By comparison, Daly said he was not aware of any Covid-19 drug trials underway that targeted genes uncovered by their analyses. “But, these genetic results are still relatively new,” he said.
The COVID-19 Host Genome Initiative has been posting periodic updates as new data become available. The results reported in Nature represent information available as of January, constituting data from 50,000 Covid-19 patients and 2 million non-infected controls. The group has since added a new update to its website with data from 125,000 patients. The latest analysis adds an additional 10 genetic variants, including one upstream of the gene for ACE2, the receptor SARS-CoV-2 uses to infect human cells.
This variant was also reported by a group from the Regeneron Genetics Center in a preprint last month. Unlike many of the previously discovered genetic changes, this one was protective — corresponding to a 40% reduction in risk of severe Covid-19. And it was located on a sex chromosome, in this case the X chromosome, which many GWAS analyses leave out.
Intrigued, the Regeneron researchers turned to an RNA expression dataset, and found that the genetic variant lowered levels of ACE2. The effect was also much stronger in males than females. “We have this thread showing that a decrease in ACE2 expression is protective against SARS-CoV-2 infections,” said lead-author Julie Horowitz. “That’s really useful when thinking about ACE2 as a therapeutic target because now we know that blocking it through antibodies or other mechanisms might prevent infection or severe disease.”
One of her colleagues combined the effects of this variant and all the others researchers had found into an assessment of how an individuals’ genetic makeup might influence the course of Covid-19, known as a polygenic risk score. For people with European ancestry, it predicts that one’s DNA could, at most, make you 1.4 times more likely to be hospitalized from the coronavirus. That’s not much of a jump, but it’s similar to what companies like 23andMe have found with its polygenic risk score for Type 2 diabetes. (The results were similar but less reliable for individuals with non-European ancestry, who only made up about 20% of the GWAS dataset.)
While at least one company is marketing a polygenic risk test for Covid in the U.S. based on genetic signals found by the COVID-19 Host Genome Initiative, scientists leading that effort said the data are still too murky for it to be useful to doctors guiding decisions for patients. “Clearly there is a role for genetics in [predicting] COVID severity, but I would not think it’s overwhelming,” said Ganna. “It’s one of many risk factors.”
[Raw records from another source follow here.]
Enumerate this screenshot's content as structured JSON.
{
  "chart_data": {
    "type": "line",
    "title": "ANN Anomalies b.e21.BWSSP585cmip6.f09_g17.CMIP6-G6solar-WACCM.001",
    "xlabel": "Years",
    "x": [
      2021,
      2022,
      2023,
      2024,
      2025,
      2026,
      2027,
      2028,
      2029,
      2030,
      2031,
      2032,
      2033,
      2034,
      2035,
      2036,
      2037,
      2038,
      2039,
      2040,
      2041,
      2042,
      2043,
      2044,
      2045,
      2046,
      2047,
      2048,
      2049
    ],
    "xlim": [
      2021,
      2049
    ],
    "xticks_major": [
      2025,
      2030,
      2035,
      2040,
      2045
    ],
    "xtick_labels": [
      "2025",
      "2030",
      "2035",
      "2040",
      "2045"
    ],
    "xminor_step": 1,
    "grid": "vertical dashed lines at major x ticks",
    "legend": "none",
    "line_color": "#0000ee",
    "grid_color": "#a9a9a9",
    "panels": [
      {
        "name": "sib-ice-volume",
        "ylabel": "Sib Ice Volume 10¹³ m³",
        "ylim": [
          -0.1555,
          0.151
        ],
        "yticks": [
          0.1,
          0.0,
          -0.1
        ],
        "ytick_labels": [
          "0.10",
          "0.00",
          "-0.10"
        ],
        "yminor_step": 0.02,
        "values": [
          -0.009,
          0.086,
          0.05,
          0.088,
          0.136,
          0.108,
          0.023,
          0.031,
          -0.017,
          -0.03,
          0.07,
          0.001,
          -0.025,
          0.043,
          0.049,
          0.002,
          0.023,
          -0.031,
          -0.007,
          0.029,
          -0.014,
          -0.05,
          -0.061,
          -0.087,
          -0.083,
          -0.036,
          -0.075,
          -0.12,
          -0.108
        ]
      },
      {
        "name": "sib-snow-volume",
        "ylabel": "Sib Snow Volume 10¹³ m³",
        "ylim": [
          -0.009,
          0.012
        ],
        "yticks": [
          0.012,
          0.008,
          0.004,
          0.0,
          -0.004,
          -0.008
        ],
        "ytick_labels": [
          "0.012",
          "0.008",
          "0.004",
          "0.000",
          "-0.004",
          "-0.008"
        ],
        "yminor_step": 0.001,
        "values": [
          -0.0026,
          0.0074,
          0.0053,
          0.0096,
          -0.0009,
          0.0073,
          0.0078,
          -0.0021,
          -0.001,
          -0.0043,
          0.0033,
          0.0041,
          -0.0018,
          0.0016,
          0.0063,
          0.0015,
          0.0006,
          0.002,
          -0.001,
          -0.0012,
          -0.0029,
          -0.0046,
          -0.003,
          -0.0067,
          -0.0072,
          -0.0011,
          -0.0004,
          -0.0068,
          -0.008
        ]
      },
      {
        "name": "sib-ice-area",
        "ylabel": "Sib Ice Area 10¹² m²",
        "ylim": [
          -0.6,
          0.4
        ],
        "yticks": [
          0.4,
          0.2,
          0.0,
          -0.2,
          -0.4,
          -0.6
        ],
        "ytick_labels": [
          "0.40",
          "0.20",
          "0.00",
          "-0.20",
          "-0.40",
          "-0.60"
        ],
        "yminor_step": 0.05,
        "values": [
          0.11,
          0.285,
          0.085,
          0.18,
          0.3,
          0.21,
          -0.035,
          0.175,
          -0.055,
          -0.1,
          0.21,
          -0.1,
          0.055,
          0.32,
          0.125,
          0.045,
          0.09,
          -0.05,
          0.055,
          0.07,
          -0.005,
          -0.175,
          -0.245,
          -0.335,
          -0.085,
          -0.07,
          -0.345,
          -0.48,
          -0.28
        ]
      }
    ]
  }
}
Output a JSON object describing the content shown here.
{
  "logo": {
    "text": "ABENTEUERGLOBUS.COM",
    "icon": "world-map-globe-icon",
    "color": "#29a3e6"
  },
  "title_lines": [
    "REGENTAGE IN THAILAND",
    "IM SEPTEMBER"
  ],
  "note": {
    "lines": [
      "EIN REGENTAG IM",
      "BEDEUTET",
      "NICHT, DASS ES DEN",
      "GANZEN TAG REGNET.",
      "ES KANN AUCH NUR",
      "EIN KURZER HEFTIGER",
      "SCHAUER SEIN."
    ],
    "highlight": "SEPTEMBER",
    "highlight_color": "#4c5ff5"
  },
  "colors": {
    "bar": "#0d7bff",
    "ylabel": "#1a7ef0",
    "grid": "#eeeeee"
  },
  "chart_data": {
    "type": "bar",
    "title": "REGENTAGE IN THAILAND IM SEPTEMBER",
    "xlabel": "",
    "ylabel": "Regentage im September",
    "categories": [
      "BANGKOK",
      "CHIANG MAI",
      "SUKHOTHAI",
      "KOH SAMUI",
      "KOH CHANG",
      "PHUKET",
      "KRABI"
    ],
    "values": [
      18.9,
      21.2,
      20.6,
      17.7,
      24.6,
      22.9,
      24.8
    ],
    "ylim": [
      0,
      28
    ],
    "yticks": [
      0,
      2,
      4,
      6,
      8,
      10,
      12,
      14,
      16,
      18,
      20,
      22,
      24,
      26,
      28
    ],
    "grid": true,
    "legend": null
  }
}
One of those that Ganna and his colleagues have yet to look at is how different strains of SARS-CoV-2 interact with someone’s genetic background to impact the severity of disease. The datasets they had access to did not include viral sequence data, so they have thus far been limited to looking at just the host side of the equation. But it’s an area of inquiry they hope their network will soon be in a position to tackle.
That’s exactly where the science should be going next, said Krogan, and not just for Covid-19. “We should be looking at both the virus and the host because an infection is an interaction between its genetic material and ours,” he said. “Where this is all heading is something that looks like precision medicine for infectious disease, where sequencing tells us both the genetic makeup of the patient and the virus infecting them, and that tells you which treatment to get. We’re not there now. But in the future you could envision we have the information to do it.”